Et voilà qu’un Honorable Conseiller du PAM, répondant au nom d’Abdelkrim Bounmer, a lancé cette apostrophe, lors de la venue mensuelle de Benkirane à la Deuxième Chambre pour la séance des questions-réponses adressées au chef du gouvernement : « Vous êtes un « homme malade », et vous avez besoin de vous faire soigner, tfou ! », et sur ces bonnes paroles, le Conseiller a quitté la salle, suivi de son équipe. Je pense que cet Honorable Conseiller a écrit les premières pages du Livre Noir du parlement marocain… un Livre qui contiendra et gardera pour les générations futures le vocabulaire des insultes, des différentes formes de diffamation, des sous-entendus, des joutes verbales, de la présence d’élus dans des états d’ébriété, sans satiété, de l’absentéisme, des lettres jetées aux pieds du roi à son passage pour obtenir plus facilement des crédits bancaires pour les progénitures !… Et ne parlons pas de cette course aux gâteaux et pâtisseries à l’ouverture de chaque législature, de l’ « entreposage » des chocolats et sucreries dans les tarbouches rouges, un comportement que mêmes les enfants d’aujourd’hui auraient honte d’adopter.

Alors, à la lumière de ce qui précède, une recommandation à Laâraïchi, le patron des télés publiques qui retransmettent tout cela en direct, ou en différé, mais en prime time, à l’heure où les enfants sont là, avec leurs parents, regardant ou écoutant la télévision : Cessez, je vous prie, de diffuser ces scènes, ou programmez-les aux heures avancées de la nuit, quand les enfants sont dans leurs lits ou, au moins, veillez à mettre le fameux « interdit aux moins de 18 ans » sur tous les programmes parlementaires.

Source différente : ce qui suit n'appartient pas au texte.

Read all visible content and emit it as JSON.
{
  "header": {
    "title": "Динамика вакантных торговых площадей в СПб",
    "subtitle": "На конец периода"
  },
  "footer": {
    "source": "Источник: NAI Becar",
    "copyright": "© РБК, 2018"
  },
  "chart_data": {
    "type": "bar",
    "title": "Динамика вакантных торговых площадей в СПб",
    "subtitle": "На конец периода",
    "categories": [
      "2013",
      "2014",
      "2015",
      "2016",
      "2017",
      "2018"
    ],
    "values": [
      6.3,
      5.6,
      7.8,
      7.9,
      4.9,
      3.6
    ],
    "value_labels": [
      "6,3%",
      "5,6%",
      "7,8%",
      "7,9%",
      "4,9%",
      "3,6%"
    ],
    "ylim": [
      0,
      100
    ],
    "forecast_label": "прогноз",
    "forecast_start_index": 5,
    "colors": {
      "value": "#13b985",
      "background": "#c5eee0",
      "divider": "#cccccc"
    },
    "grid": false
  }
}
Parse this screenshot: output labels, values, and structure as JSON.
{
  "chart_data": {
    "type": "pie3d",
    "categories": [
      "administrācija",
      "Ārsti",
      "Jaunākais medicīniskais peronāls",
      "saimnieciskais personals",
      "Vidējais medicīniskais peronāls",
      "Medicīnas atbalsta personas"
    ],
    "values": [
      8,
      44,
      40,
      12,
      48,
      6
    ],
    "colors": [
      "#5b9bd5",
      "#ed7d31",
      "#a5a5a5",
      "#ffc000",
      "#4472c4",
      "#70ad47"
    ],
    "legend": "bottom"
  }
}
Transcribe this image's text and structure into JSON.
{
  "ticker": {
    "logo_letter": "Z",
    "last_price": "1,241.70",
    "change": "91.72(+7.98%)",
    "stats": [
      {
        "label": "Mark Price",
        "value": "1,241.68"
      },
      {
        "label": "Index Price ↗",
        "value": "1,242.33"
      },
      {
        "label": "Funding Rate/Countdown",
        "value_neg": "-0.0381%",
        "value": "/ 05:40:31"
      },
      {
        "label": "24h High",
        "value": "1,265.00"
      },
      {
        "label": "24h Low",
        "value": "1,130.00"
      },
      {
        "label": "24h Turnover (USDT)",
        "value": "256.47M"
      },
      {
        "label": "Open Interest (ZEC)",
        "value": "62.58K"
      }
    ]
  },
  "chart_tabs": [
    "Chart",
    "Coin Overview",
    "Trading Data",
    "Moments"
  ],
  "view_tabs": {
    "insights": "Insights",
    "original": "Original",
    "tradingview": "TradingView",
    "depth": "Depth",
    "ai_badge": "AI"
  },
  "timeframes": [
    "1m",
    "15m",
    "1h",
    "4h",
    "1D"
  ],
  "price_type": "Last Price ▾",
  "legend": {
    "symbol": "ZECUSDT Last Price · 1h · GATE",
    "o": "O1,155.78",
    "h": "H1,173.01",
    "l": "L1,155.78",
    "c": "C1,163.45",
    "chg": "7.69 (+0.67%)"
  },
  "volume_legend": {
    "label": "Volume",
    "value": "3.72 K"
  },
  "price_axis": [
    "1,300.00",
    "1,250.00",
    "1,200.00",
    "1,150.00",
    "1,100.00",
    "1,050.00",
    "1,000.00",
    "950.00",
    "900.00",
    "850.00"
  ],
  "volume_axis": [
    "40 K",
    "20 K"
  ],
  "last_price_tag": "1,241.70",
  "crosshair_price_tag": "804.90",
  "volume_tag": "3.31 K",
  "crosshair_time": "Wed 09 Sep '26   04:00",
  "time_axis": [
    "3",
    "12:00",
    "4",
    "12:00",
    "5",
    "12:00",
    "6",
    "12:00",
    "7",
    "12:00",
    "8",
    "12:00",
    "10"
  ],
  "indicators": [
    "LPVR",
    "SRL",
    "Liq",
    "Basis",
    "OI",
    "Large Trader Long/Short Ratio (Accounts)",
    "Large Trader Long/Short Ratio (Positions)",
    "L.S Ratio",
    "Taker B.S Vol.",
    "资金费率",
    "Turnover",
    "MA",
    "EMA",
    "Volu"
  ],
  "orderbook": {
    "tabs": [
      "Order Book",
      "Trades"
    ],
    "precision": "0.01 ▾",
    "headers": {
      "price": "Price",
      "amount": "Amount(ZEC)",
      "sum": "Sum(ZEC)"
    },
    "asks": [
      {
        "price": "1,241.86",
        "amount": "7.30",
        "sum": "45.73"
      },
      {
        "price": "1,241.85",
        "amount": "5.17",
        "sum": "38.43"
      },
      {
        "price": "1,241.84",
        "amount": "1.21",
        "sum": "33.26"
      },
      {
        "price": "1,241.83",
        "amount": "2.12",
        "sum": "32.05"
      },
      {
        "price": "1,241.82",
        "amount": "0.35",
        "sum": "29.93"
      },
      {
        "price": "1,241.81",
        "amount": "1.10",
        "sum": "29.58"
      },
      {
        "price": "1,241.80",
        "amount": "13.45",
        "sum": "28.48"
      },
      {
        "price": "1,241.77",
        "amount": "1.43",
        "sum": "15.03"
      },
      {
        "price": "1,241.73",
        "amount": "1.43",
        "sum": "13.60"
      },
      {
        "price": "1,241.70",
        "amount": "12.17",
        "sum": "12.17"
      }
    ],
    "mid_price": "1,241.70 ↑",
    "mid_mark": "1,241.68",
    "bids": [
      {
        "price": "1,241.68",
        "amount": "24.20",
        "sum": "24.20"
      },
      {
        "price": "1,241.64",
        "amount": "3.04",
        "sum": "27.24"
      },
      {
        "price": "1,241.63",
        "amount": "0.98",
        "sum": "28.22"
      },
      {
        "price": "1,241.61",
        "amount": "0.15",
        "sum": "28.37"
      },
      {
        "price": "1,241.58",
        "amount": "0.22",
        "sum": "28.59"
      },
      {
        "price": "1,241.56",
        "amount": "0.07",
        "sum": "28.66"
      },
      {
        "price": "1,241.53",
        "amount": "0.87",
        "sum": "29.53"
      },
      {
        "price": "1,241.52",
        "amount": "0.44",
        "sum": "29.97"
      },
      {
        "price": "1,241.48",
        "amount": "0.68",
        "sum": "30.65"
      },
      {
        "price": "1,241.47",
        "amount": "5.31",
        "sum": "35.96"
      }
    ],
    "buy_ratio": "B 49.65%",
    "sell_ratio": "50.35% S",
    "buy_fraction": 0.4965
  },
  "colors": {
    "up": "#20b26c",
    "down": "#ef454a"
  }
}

Comment voulez-vous donc que l’opinion publique puisse respecter un parlement tel que celui-là, des partis qui accueillent n’importe qui, ou n’importe quoi, une démocratie qui donne lieu à des échanges aussi vils et puérils, sachant que tout cela est payé par l’argent du contribuable ?

Benkirane, à son tour, endosse une grande responsabilité d’une telle baisse de niveau … En effet, ses colères non maîtrisées, sa propension à la polémique, son penchant pour la lutte et les phrases bien senties… sont autant de facteurs qui ont délié les langues de ses adversaires et les ont inexorablement emmenés vers les remugles nauséabonds des marécages fétides. Et ce n’est qu’un début… Que veut dire de parler de « tqazdira » (gouaille en darija) ou de dire « qui se sent morveux se mouche », là aussi en langage populaire… en pleine enceinte du parlement ?

Et puis, M. le chef du gouvernement, vous n’êtes plus dans l’opposition, mais au gouvernement, plus même, à la tête du gouvernement, une fonction, une dignité qui vous impose et vous dicte la retenue et le langage soigné. Il est vrai que, par moments, il parvient à vos oreilles des phrases douteuses, sans logique ni éthique et encore moins d’esthétique, comme ces gens qui viennent vous accuser d’être un dictateur, alors que tout le monde sait pourtant que vous ne pouvez l’être, même si vous l’aviez voulu, vous qui avez dit un jour, votre parole devançant certainement là encore votre pensée, que vous n’étiez qu’un « simple chef du gouvernement »… Mais malgré cela, votre fonction mérite respect, au même titre que la politique mérite considération. Prenons garde, prenez garde, une vague de populisme arrive et frappera urbi et orbi, nous faisant légitimement craindre que ce populisme ne devienne la langue officielle du pays.